8.  Kitchen cloth.  You can buy a pair of good hand towels for under 50 rupees, fold them in half, place your palm on it and draw out the outlines of a mitten -- the thumb and all the other fingers.  Staple it along the line.  Turn it inside out, and you have an oven mitten that doubles up to clean your spills.  The staples are a one time idea only, since they will give you trouble as you wash and reuse.  Stitching one set of mitts, and keeping another set of towels handy is several times cheaper than the expensive absorbent swipes that sell at stores.  You can also audit your old clothes for what you may no longer wear, and as long as they are absorbent, you can cut them into napkin sized pieces and keep cycling them.
9.  Others.  You will need a good liquid dishwash detergent.  Take some of it out and dilute it for regular use, use the concentrated one only for oily dishes or stubborn stuff.  Buy a sponge with an abrasive layer, and the smallest pack of steel wool.  It turns out more expensive, but you end up not wasting it either just because it began to pick up rust.  You will want a trash can with a cover.  You can buy one cheap, or you can recycle an old bucket with a piece of board for the cover. 

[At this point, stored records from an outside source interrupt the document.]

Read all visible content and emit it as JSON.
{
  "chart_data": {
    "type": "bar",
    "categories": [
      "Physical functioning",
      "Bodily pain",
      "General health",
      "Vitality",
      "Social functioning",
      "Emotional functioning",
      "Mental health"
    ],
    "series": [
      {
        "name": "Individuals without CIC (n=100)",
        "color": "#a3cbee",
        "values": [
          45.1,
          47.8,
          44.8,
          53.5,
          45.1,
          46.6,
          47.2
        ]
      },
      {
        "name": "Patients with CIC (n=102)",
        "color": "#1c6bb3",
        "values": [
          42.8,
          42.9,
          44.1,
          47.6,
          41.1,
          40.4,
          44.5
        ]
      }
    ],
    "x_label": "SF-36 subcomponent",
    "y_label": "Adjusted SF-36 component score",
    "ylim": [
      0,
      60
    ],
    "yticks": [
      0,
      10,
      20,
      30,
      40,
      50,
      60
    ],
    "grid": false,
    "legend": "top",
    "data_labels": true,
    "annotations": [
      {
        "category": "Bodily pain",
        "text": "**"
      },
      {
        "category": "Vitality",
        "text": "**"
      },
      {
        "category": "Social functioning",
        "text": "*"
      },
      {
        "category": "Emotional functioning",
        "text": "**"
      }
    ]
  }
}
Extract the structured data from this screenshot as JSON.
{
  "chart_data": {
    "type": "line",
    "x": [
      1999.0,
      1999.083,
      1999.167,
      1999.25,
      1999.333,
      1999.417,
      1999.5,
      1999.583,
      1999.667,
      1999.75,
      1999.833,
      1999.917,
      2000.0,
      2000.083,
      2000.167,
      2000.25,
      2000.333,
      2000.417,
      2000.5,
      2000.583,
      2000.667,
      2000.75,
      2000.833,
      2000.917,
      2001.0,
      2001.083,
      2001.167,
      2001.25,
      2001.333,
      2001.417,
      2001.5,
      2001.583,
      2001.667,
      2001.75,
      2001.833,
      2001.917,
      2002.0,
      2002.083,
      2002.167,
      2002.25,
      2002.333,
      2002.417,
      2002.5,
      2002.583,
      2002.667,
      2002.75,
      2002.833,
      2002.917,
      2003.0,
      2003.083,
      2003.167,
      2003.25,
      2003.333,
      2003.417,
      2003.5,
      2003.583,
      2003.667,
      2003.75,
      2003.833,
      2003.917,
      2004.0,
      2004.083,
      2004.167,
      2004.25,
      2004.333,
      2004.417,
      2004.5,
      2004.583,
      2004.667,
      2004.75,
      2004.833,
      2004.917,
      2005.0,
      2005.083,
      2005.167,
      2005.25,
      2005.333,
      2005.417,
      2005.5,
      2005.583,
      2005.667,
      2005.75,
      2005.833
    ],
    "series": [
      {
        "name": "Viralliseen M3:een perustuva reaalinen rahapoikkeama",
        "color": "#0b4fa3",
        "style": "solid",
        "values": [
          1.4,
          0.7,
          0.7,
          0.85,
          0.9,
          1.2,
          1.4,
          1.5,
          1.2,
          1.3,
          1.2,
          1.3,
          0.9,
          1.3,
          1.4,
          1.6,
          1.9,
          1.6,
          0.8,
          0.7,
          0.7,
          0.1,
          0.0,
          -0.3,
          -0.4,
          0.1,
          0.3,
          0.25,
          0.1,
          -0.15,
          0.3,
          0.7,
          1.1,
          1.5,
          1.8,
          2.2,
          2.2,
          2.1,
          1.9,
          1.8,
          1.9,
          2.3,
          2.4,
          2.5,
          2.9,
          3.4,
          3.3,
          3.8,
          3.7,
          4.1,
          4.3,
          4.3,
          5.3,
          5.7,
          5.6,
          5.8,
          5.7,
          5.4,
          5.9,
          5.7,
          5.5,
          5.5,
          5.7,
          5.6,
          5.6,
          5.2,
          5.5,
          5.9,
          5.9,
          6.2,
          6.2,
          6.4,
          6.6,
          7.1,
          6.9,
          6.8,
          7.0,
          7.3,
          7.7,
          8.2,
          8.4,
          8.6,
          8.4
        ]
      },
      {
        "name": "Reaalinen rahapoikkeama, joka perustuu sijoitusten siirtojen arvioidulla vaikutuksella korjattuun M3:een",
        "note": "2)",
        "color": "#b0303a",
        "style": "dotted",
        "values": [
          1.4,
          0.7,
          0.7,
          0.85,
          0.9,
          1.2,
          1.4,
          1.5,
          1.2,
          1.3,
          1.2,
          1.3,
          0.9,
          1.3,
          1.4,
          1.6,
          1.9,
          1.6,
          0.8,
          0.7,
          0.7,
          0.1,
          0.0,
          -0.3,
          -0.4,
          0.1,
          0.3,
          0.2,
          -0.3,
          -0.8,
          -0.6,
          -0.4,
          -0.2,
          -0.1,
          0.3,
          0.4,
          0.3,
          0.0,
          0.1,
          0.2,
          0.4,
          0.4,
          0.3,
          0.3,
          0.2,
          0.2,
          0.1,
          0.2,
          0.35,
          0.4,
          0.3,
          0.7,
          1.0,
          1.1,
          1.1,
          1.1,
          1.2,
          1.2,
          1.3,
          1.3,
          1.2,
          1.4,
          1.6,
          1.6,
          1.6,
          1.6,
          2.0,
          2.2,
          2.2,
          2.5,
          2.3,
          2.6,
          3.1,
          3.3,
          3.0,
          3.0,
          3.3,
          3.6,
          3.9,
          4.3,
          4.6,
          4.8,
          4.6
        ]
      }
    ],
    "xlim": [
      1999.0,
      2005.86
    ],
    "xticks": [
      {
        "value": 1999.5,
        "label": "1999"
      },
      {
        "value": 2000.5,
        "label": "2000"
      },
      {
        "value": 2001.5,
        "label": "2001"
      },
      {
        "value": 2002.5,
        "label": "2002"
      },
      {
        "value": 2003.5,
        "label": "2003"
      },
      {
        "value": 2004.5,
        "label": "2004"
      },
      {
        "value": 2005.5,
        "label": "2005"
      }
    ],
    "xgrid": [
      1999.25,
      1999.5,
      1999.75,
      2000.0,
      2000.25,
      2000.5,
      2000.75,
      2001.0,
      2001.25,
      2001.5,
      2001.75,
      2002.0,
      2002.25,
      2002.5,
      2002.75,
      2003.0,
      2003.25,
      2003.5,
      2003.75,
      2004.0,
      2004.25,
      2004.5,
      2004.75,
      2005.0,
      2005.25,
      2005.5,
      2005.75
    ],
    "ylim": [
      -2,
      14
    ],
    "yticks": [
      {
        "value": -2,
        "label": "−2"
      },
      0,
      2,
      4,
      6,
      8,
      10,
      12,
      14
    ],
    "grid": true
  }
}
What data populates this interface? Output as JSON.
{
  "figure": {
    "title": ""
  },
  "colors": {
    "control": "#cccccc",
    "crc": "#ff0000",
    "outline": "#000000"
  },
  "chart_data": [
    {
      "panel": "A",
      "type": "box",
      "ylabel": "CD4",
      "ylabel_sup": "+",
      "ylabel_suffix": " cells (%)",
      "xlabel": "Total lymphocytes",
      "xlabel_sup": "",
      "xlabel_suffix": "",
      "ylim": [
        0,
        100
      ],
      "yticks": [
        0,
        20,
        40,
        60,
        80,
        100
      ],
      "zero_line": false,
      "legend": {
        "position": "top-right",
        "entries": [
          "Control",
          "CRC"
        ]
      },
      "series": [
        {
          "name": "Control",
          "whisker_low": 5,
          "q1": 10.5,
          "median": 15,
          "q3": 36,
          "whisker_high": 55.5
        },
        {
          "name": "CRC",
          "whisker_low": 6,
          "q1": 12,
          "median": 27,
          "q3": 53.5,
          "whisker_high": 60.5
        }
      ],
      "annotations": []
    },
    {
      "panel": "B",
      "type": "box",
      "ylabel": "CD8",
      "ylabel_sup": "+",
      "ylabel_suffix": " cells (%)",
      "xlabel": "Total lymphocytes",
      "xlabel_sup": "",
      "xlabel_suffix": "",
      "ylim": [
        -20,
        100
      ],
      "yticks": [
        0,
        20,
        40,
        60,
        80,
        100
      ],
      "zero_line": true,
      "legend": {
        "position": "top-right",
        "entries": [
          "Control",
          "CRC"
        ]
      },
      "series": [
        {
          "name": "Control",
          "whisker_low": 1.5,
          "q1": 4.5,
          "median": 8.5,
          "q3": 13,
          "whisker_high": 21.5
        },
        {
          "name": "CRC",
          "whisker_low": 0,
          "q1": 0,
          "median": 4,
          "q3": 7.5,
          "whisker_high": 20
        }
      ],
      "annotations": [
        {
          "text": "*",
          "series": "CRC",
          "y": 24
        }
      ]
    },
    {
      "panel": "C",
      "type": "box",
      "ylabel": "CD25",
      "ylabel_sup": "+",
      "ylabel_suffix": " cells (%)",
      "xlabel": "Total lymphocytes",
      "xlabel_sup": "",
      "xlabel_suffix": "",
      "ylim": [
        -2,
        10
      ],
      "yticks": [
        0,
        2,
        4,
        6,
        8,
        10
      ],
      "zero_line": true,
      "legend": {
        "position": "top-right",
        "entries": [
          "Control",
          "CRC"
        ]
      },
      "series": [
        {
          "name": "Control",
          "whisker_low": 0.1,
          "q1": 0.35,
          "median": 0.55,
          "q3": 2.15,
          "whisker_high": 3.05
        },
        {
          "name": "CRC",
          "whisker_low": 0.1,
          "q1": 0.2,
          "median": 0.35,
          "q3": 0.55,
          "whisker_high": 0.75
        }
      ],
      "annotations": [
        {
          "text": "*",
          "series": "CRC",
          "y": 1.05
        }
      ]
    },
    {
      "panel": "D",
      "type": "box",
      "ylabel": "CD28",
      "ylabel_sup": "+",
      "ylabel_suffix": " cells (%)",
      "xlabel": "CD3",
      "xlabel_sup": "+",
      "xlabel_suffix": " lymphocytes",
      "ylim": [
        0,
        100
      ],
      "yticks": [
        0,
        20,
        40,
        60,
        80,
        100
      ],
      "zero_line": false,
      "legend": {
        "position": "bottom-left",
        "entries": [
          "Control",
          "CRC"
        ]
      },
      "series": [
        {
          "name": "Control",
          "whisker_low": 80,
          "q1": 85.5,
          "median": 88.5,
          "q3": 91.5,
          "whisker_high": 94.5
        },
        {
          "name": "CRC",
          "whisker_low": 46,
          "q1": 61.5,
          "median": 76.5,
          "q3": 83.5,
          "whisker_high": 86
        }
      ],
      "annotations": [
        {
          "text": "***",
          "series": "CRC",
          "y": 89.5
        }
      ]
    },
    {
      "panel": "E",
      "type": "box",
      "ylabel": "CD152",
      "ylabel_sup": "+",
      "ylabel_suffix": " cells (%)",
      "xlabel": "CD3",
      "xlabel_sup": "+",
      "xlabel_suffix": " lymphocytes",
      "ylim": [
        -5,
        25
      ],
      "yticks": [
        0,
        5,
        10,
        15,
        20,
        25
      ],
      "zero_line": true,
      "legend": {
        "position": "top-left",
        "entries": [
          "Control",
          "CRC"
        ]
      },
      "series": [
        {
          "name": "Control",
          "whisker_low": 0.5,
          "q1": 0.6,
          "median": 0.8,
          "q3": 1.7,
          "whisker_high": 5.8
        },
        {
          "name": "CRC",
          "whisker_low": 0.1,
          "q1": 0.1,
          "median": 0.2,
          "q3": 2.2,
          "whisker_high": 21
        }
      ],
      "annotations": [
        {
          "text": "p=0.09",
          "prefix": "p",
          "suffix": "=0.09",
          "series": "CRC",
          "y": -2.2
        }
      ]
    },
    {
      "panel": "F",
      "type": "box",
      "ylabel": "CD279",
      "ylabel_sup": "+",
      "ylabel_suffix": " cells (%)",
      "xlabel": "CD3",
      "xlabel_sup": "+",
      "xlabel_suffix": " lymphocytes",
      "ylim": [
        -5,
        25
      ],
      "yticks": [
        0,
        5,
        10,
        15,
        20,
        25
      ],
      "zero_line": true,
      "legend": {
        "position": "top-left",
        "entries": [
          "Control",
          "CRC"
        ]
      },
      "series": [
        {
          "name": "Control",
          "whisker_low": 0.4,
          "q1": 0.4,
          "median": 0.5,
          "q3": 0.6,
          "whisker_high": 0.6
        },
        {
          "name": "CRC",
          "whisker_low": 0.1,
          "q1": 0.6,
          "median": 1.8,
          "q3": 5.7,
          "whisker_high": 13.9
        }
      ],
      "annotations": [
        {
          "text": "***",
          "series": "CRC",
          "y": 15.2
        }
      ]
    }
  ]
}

10.  Alternatives.  While much of our kitchen came from Monda Market, Mozamjahi Market, and China Bazaars, you may also want to check out Agro Mech Industries at Sanath Nagar.  We discovered this treasure trove but it was after we had exhausted our budget!

End of list.  There was perhaps a time when I would have scoffed at this inventory, but I soon realized that it was sufficient for basic needs.  Yes, special meals and guests were a problem, but these were times when a fried egg with dal and rice was a special meal, and guests were scarce, the ones who did come gladly shared and celebrated in our frugal life.

The pots would largely be used for making rice, sambar and rasam.  Veggies that needed cooking or boiling and then frying could be pressure cooked and then cooked in the pan.  Tempering for dal would be either done in the pressure cooker before adding the washed lentil, or in the pan and then poured into the pressure cooker with the boiled and mashed lentils in it.  Meat sears best in a pan, and small pressure cookers are really not very comfortable to bhuno anything more than half a kilo of meat.  (If you need to cook more than that quantity in a small pressure cooker, buy meat without bones, easier to bhuno in smaller containers.  One can also bhuno in a pan in two batches and then pressure cook them.  Necessity the mother of invention.)  Fries, curries, chapatis and even papads and podis (low to no oil), can all be made using the pan.

Meal planning came very useful, as we didn't have a refrigerator, and could store neither produce nor leftovers beyond a certain limit.  Also, having a clear idea of what each meal involved helped decide the vessels, and the order of using the vessels without having to run to wash the containers between items.

The basic kitchen taught us to focus more on how we cook, our understanding of the processes involved, and to turn mealtimes into a celebration, during, before, and after.